A 61-year-old woman with a history of pharmacologically controlled arterial hypertension and two episodes of right maxillary sinusitis treated medically four and two years prior to the current problem. No known allergies and no previous surgical interventions. In April 1999, he presented with a right laterocervical subcutaneous tumour at the level of the angle of the mandible, which was initially related to a case of acute otitis that had occurred two months earlier. Since the appearance of the lump, he has reported moderate cervical pain which is accentuated by rotational movements.
In June of the same year, she reported dysaesthesia in the shoulder and right upper limb associated with cervical pain, as well as ipsilateral C2 neuralgia.
Examination: a well-defined rubbery tumour was observed in the right mandibular angle adhering to deep planes and moderately painful on palpation. There is no alteration of the long pathways and the cranial nerves are bilaterally preserved.
Investigations: a complete blood test revealed no abnormalities. A cervical MRI was performed, showing a space-occupying lesion occupying the right conjunctival foramen of C2-C3 with enlargement and erosion of the lateral mass of the axis, as well as the right posterior interapophyseal joint. Occupation of the anterolateral recess of the spinal canal is observed, but without distortion of the spinal cord. Anteriorly it distorts, displaces and collapses the right vertebral artery and contacts the carotid bifurcation and the internal jugular vein without affecting them. It also distorts the laterocervical musculature, but without infiltrating it.

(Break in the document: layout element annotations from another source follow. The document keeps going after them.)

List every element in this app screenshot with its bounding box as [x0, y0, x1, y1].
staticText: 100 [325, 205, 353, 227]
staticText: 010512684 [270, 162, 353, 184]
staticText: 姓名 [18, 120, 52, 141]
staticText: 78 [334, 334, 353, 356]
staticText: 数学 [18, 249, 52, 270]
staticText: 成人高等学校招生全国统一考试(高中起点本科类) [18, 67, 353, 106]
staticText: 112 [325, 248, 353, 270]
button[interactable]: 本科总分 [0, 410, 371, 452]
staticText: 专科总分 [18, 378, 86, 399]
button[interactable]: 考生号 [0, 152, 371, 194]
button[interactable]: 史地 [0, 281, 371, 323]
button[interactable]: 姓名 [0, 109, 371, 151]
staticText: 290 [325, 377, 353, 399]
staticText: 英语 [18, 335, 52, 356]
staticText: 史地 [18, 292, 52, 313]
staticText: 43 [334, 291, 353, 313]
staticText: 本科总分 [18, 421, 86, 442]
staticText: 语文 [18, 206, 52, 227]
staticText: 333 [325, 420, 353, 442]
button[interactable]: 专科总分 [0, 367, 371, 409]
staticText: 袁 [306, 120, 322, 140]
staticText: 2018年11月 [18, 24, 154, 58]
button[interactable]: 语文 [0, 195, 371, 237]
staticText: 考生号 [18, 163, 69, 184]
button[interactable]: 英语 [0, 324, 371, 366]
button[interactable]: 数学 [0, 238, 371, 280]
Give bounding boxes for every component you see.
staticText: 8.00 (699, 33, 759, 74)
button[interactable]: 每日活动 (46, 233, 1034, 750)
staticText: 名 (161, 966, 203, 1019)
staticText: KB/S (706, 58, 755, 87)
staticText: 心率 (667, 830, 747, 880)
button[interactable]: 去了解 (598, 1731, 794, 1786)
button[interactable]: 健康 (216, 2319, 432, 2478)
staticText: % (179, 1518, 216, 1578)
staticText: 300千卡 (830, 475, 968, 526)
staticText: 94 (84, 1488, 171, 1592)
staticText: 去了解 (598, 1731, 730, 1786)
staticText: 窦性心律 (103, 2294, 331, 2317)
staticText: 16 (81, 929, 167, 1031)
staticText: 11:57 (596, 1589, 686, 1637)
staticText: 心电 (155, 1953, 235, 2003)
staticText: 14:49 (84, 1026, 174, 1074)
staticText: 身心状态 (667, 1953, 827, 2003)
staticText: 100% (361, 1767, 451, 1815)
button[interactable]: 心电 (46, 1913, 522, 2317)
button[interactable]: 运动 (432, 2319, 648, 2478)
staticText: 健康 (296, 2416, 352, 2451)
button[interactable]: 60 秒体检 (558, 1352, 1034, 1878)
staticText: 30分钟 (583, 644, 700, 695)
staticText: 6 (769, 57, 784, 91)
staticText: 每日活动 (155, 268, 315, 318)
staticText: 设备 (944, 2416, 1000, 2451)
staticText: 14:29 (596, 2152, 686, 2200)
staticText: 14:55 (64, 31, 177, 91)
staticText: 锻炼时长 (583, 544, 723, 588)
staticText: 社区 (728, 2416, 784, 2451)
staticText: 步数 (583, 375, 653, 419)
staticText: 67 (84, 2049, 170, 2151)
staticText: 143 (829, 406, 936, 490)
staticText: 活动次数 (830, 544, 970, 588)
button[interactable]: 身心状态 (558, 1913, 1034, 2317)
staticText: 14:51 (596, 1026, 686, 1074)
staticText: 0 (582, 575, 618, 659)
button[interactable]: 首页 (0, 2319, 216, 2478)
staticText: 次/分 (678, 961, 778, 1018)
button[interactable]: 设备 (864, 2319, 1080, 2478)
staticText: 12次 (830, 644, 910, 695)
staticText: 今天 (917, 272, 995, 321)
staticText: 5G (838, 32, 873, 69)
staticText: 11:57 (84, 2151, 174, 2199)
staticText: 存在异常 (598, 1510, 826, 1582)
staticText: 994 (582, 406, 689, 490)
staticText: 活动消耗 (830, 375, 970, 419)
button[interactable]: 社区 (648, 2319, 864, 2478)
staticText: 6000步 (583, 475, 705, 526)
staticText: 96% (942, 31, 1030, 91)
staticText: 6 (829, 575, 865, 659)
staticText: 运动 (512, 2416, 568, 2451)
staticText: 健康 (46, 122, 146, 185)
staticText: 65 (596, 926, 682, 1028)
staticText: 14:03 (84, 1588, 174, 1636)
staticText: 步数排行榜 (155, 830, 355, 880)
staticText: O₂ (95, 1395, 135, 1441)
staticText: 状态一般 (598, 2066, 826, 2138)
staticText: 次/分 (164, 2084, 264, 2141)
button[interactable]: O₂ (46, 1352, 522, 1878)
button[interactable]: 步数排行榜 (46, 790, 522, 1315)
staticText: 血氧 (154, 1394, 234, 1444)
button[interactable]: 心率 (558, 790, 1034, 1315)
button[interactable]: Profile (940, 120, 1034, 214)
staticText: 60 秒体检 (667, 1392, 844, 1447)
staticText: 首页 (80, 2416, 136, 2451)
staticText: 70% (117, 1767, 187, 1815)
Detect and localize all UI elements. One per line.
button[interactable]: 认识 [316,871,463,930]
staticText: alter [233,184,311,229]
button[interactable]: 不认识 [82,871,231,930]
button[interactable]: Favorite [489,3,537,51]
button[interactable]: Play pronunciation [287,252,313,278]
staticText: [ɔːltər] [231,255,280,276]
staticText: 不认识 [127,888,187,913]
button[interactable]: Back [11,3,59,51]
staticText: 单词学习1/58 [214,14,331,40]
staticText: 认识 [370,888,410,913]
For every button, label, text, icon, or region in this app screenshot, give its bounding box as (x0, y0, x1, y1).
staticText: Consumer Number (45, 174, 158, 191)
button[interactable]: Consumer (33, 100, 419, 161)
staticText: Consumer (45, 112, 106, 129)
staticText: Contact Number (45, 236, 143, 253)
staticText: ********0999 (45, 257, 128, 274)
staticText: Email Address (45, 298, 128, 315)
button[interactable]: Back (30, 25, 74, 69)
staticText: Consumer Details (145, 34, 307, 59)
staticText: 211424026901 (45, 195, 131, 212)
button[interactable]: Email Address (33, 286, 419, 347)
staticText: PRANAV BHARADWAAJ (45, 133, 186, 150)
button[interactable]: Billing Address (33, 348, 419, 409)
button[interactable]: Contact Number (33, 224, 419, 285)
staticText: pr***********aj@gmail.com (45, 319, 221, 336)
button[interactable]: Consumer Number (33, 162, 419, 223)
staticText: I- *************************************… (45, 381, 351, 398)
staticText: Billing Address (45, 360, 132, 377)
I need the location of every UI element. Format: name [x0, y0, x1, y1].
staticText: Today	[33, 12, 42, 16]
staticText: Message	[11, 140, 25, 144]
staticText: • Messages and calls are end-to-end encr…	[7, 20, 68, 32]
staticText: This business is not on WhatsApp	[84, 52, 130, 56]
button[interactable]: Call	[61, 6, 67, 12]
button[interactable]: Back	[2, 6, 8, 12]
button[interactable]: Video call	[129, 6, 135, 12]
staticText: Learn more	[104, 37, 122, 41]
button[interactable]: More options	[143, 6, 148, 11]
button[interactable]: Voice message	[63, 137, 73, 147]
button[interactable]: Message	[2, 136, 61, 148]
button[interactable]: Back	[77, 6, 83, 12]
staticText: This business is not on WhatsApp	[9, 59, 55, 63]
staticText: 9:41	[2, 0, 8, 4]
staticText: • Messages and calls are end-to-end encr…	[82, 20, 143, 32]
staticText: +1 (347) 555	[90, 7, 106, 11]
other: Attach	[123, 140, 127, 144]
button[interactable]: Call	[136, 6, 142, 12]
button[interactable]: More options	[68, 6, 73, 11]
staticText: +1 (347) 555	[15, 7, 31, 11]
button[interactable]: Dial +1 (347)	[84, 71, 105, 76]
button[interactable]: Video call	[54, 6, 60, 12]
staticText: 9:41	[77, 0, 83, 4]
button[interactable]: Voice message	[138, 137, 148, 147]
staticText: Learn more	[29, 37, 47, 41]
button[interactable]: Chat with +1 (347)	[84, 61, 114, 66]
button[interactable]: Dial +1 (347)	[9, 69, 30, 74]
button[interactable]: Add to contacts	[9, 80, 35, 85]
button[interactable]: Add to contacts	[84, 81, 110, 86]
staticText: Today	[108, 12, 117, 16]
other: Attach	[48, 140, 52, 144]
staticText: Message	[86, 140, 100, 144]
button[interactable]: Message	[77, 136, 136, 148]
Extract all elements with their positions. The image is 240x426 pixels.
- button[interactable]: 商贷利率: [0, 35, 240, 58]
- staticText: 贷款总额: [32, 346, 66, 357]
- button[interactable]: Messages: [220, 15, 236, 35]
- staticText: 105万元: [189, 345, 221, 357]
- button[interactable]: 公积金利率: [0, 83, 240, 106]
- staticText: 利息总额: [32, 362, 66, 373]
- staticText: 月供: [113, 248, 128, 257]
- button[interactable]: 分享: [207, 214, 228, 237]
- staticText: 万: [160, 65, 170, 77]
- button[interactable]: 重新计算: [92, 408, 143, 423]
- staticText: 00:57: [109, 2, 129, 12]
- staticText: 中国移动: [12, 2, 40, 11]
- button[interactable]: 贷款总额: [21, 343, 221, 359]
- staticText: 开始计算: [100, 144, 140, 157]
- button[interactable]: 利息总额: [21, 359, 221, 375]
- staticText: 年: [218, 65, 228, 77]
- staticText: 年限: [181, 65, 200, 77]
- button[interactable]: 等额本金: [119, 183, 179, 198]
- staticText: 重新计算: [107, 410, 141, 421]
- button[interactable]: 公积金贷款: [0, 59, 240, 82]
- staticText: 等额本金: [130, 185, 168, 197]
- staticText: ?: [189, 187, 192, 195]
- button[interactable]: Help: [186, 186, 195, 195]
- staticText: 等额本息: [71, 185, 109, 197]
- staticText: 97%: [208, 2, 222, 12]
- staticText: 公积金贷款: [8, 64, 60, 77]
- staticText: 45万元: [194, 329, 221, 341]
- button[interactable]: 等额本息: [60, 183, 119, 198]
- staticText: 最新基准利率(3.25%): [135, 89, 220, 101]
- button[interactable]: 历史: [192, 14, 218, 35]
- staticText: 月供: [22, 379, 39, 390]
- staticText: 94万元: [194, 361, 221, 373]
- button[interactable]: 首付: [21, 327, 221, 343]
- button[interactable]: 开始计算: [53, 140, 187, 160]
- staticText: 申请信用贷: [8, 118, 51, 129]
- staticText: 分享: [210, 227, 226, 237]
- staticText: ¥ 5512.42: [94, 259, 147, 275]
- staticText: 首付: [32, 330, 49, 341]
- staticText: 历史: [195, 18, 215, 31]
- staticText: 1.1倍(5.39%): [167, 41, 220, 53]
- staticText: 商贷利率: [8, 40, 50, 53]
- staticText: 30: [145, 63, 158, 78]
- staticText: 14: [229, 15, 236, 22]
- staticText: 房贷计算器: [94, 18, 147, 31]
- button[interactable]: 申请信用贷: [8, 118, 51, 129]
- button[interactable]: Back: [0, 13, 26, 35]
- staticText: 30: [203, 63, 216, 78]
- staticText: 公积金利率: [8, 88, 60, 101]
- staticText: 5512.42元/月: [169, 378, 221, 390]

A CT scan was then performed, showing more clearly an erosion of the lateral mass of C2. Finally, an angiography of the supra-aortic trunks demonstrates occlusion of the right vertebral inflow.

Management: in April 2000, in conjunction with the ENT department, a subtotal resection of the tumour was performed via the lateral cervical approach in order to obtain a histological diagnosis and reduce the tumour mass. The procedure passed without incident and the patient was discharged five days later. The patient remained asymptomatic.
Once the diagnosis of a well-differentiated grade I chondrosarcoma had been obtained, the patient was readmitted one month later to attempt to complete the resection via the posterior approach and to stabilise the upper cervical spine by means of occipito-cervical instrumented fixation. During the procedure, which was successful, a tumour was observed that eroded, insufflated and invaded the articular massifs of C2 and C3 on the right and their respective haemilamina. Invasion of the right hemibody of the axis is also observed. The vertebral artery is thrombosed. The roots of the right C2 and C3 are undamaged and the dural sac is free. The instrumentation performed consisted of transpedicular screwing of left C2 electively, according to the Goel4 technique, with cranial extension by anchoring three screws in the occipital scala bilaterally, and with caudal extension with screwing in the lateral mass of left C3 and right lateral mass of C4. Subtotal excision is achieved. The postoperative course was completely satisfactory, with the postoperative control X-ray showing correct fixation. The patient was discharged home nine days later and referred to the radiotherapy department, where a course of 50 Gy was administered as adjuvant treatment.

Evolution: in April 2002 the presence of a right laterocervical adenopathy was noted. A new MRI study confirmed tumour recurrence. The lymphadenopathy was excised and histological analysis confirmed the presence of recurrence, and brachytherapy with 40 Gy was carried out.
In March 2003 a new tumour increase was observed; a new surgical intervention was decided, after demonstrating the absence of distant disease. On this occasion a transcervical lateral suprahyoid approach was performed with subtotal resection. Elective tracheostomy was also performed. Both procedures were uneventful.
Unfortunately, three months later new tumour growth was confirmed again, coinciding with pain in the left hemifacial region radiating to the left upper extremity, and symptomatic treatment was decided. In December 2003, coinciding with the presence of motor difficulties in both upper limbs, new tumour growth was confirmed radiologically. On this occasion a new surgical intervention was rejected and it was decided to administer chemotherapy following a scheme of adriamycin + ifosfamide. After two cycles, treatment was abandoned due to poor response and high toxicity.